Les constructeurs japonais Suzuki, Mazda et Yamaha Motor à leur tour pris dans le scandale du trucage des système anti-pollution. (JEAN-LUC FLÉMAL / MAXPPP)

Les constructeurs japonais Suzuki, Mazda et Yamaha Motor reconnaissent avoir falsifié les contrôles anti-pollution sur certains de leurs véhicules. L'annonce a été faite jeudi 9 août par le ministère des Transports japonais, un mois après des révélations similaires concernant un autre constructeur nippon : Nissan. Ce dernier, partenaire de Renault, avait admis ne pas avoir effectué correctement les mesures des performances d'émission de gaz d'échappement.
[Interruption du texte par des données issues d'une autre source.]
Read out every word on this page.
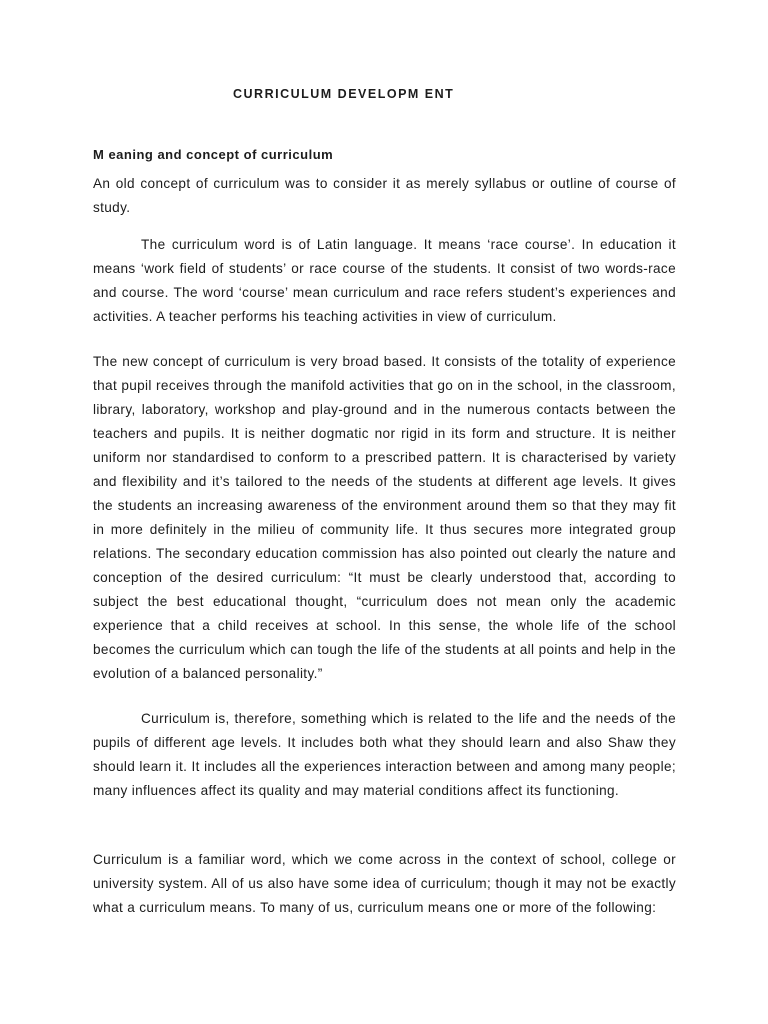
CURRICULUM DEVELOPM ENT
M eaning and concept of curriculum

An old concept of curriculum was to consider it as merely syllabus or outline of course of study.

The curriculum word is of Latin language. It means ‘race course’. In education it means ‘work field of students’ or race course of the students. It consist of two words-race and course. The word ‘course’ mean curriculum and race refers student’s experiences and activities. A teacher performs his teaching activities in view of curriculum.

The new concept of curriculum is very broad based. It consists of the totality of experience that pupil receives through the manifold activities that go on in the school, in the classroom, library, laboratory, workshop and play-ground and in the numerous contacts between the teachers and pupils. It is neither dogmatic nor rigid in its form and structure. It is neither uniform nor standardised to conform to a prescribed pattern. It is characterised by variety and flexibility and it’s tailored to the needs of the students at different age levels. It gives the students an increasing awareness of the environment around them so that they may fit in more definitely in the milieu of community life. It thus secures more integrated group relations. The secondary education commission has also pointed out clearly the nature and conception of the desired curriculum: “It must be clearly understood that, according to subject the best educational thought, “curriculum does not mean only the academic experience that a child receives at school. In this sense, the whole life of the school becomes the curriculum which can tough the life of the students at all points and help in the evolution of a balanced personality.”

Curriculum is, therefore, something which is related to the life and the needs of the pupils of different age levels. It includes both what they should learn and also Shaw they should learn it. It includes all the experiences interaction between and among many people; many influences affect its quality and may material conditions affect its functioning.

Curriculum is a familiar word, which we come across in the context of school, college or university system. All of us also have some idea of curriculum; though it may not be exactly what a curriculum means. To many of us, curriculum means one or more of the following:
De telles révélations sont aujourd'hui monnaie courante, trois ans après le déclenchement du scandale des moteurs diesel truqués chez Volkswagen. Opel, Daimler-Mercedes ont déjà été mis en cause, à tel point que tous les constructeurs automobiles semblent concernés par les falsifications de contrôles anti-pollution. Les noms de constructeurs automobiles cités ne représentent en fait qu'une infime partie de la réalité. "C'est un mal général", selon Daniel Duprez, directeur de recherche émerite au CNRS et spécialiste des systèmes de dépollution automobile.
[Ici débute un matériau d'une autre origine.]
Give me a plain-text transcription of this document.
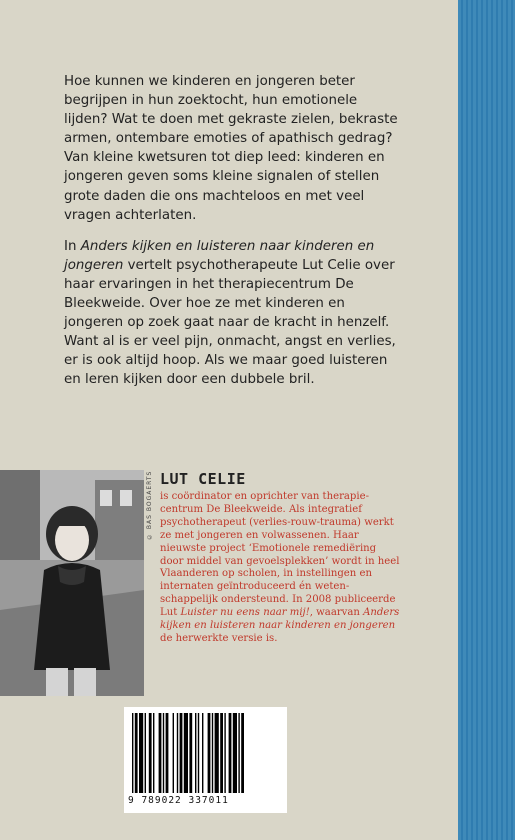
Hoe kunnen we kinderen en jongeren beter begrijpen in hun zoektocht, hun emotionele lijden? Wat te doen met gekraste zielen, bekraste armen, ontembare emoties of apathisch gedrag? Van kleine kwetsuren tot diep leed: kinderen en jongeren geven soms kleine signalen of stellen grote daden die ons machteloos en met veel vragen achterlaten.

In Anders kijken en luisteren naar kinderen en jongeren vertelt psychotherapeute Lut Celie over haar ervaringen in het therapiecentrum De Bleekweide. Over hoe ze met kinderen en jongeren op zoek gaat naar de kracht in henzelf. Want al is er veel pijn, onmacht, angst en verlies, er is ook altijd hoop. Als we maar goed luisteren en leren kijken door een dubbele bril.

© BAS BOGAERTS LUT CELIE
is coördinator en oprichter van therapiecentrum De Bleekweide. Als integratief psychotherapeut (verlies-rouw-trauma) werkt ze met jongeren en volwassenen. Haar nieuwste project ‘Emotionele remediëring door middel van gevoelsplekken’ wordt in heel Vlaanderen op scholen, in instellingen en internaten geïntroduceerd én wetenschappelijk ondersteund. In 2008 publiceerde Lut Luister nu eens naar mij!, waarvan Anders kijken en luisteren naar kinderen en jongeren de herwerkte versie is.
9 789022 337011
Je ne veux pas jeter l’opprobre sur l'ensemble des constructeurs automobiles mais je pense que tous sont confrontés à ce problème. Tous.Daniel Duprez, professeur au CNRS à franceinfo

Les systèmes anti-pollution pour le diesel sont très sophistiqués et les constructeurs ont atteint selon lui une limite technologique. Pour homologuer les nouveaux moteurs, il faut désormais respecter des normes d'émissions en conditions réelles de conduite, ce qui rend difficile le réglage d'un tel système. "Si on roule à 90 km/h en vitesse stabilisée, sans montée ni descente, c'est très stable, il n'y a pas de problème, explique Daniel Duprez. Mais quand on est en ville, qu'il y a des montées, qu'on accélère, qu'on passe à 130 km/h, alors les choses sont beaucoup plus compliquées à mettre en oeuvre au niveau du système de dépollution."
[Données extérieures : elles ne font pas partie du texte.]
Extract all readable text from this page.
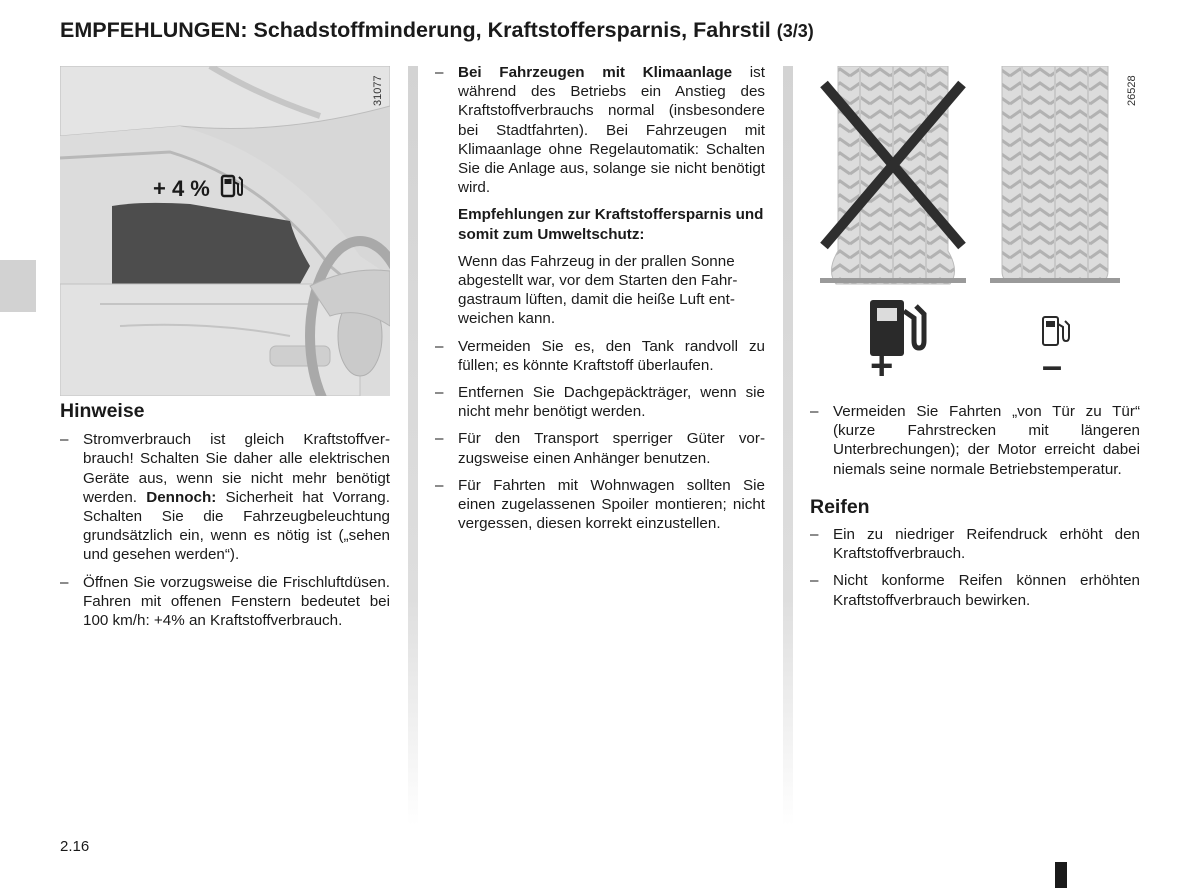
EMPFEHLUNGEN: Schadstoffminderung, Kraftstoffersparnis, Fahrstil (3/3)
+ 4 %
31077
Hinweise
– Stromverbrauch ist gleich Kraftstoffverbrauch! Schalten Sie daher alle elektrischen Geräte aus, wenn sie nicht mehr benötigt werden. Dennoch: Sicherheit hat Vorrang. Schalten Sie die Fahrzeugbeleuchtung grundsätzlich ein, wenn es nötig ist („sehen und gesehen werden“).
– Öffnen Sie vorzugsweise die Frischluftdüsen. Fahren mit offenen Fenstern bedeutet bei 100 km/h: +4% an Kraftstoffverbrauch.
– Bei Fahrzeugen mit Klimaanlage ist während des Betriebs ein Anstieg des Kraftstoffverbrauchs normal (insbesondere bei Stadtfahrten). Bei Fahrzeugen mit Klimaanlage ohne Regelautomatik: Schalten Sie die Anlage aus, solange sie nicht benötigt wird.

Empfehlungen zur Kraftstoffersparnis und somit zum Umweltschutz:

Wenn das Fahrzeug in der prallen Sonne abgestellt war, vor dem Starten den Fahrgastraum lüften, damit die heiße Luft entweichen kann.

– Vermeiden Sie es, den Tank randvoll zu füllen; es könnte Kraftstoff überlaufen.
– Entfernen Sie Dachgepäckträger, wenn sie nicht mehr benötigt werden.
– Für den Transport sperriger Güter vorzugsweise einen Anhänger benutzen.
– Für Fahrten mit Wohnwagen sollten Sie einen zugelassenen Spoiler montieren; nicht vergessen, diesen korrekt einzustellen.
+	–
26528
– Vermeiden Sie Fahrten „von Tür zu Tür“ (kurze Fahrstrecken mit längeren Unterbrechungen); der Motor erreicht dabei niemals seine normale Betriebstemperatur.
Reifen
– Ein zu niedriger Reifendruck erhöht den Kraftstoffverbrauch.
– Nicht konforme Reifen können erhöhten Kraftstoffverbrauch bewirken.
2.16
Les constructeurs automobiles doivent choisir : soit ils n'arrivent pas à respecter la norme et trichent, soit ils optent pour trouver un système fiable de dépollution, ce qui peut coûter très cher, et il faut que leurs clients soient prêts à mettre le prix pour avoir un véhicule diesel propre. Au vu des dernières révélations, les constructeurs automobiles semblent avoir privilégié la deuxième option.